In the former, the gene of interest is completely inactivated, so its normal function in the animal, or in specific tissues or organs, can be inferred from the differences between the 'knockout' strain and normal mice of the same strain. In knock-in mouse strains, the gene of interest is merely edited to introduce a specific mutation known to cause the inherited disorder in humans. Alternatively geneticists may completely replace a normal mouse gene with a mutant form of the corresponding human gene.

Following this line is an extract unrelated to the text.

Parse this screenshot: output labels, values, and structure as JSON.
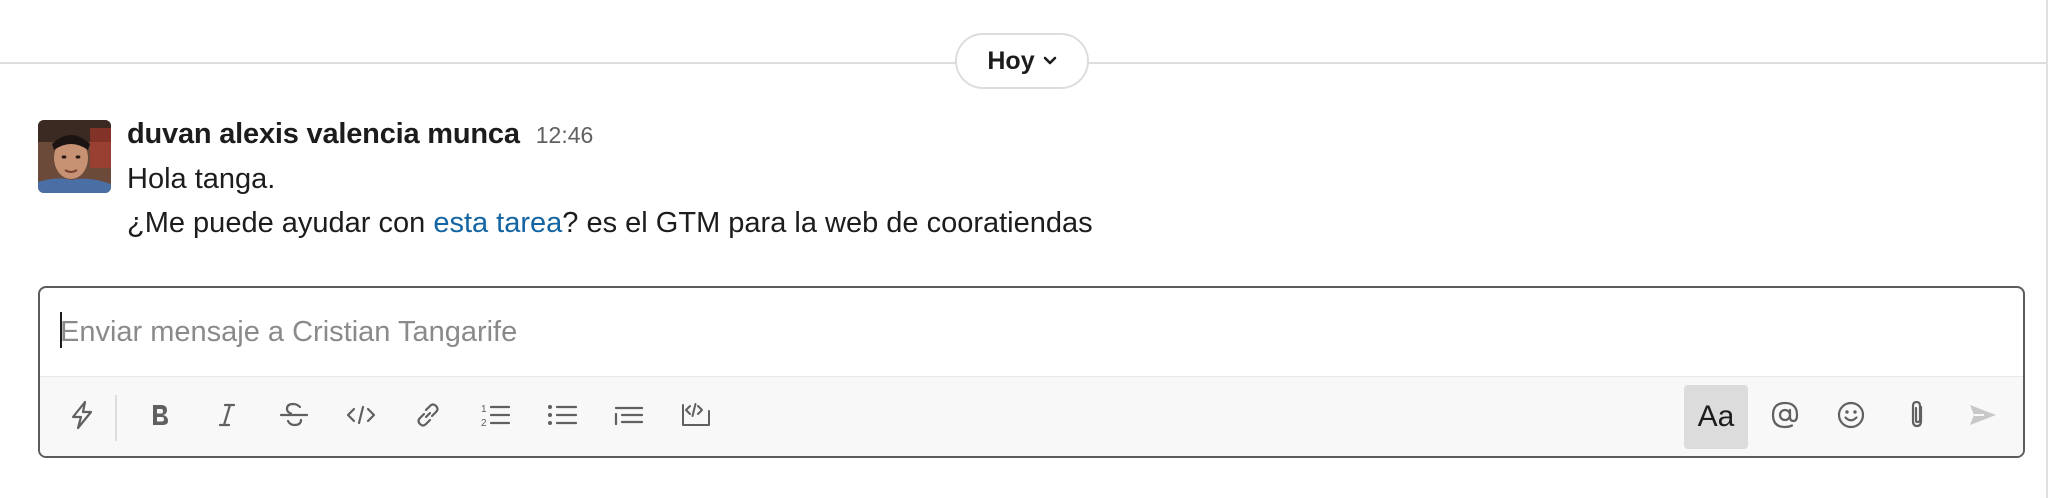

Certain mutations in vital developmental genes are lethal because they have global effects on the developing embryo. Geneticists can circumvent the problem by making 'conditional lethal' mutant strains, in which the mutation is effectively postponed until the mouse matures -- and then only affects specific target tissues such as the immune system, heart, liver or brain.
A DNA construct is created, consisting of the mutation and its flanking DNA sequences, linked to a gene that confers resistance to the antibiotic neomycin. Microinjected into mouse embryonic stem (ES) cells, the construct seeks out and 'overwrites' the corresponding segment of the normal gene, installing the mutation -- along with the neomycin resistance gene. Adding neomycin to the nutrient medium kills off any ES cells in which the construct has failed to install; only the successfully transformed cells survive.
The mutant ES cells are then mixed with the normal ES cells of a blastocyst -- the small cluster of rapidly dividing cells that will become a mouse embryo. With luck, some of the mutant cells will become germline cells in the new embryo -- the specialised reproductive cells that give rise to eggs or sperm.
Melbourne company IngenKO has created a chimaeric mouse. The transformed ES cells come from a mouse strain with agouti fur, which is a different colour to the mouse strain that provides the blastocyst. The fur of chimaeric embryo that develops from the mixed cells has a tortoiseshell pattern; if the reproductive region features agouti fur, the individual's sperm or eggs will carry the mutation.
Because the normal gene masks the effect of the mutation, male and female chimaeras must be mated to create offspring with the 'double whammy' mutation -- these mice will display the phenotypic effects of the mutation. These first few mutant offspring must then be interbred to establish a colony of the knockout or knock-in mice for research -- it takes a minimum of three generations, and nine months to reach this take-off phase.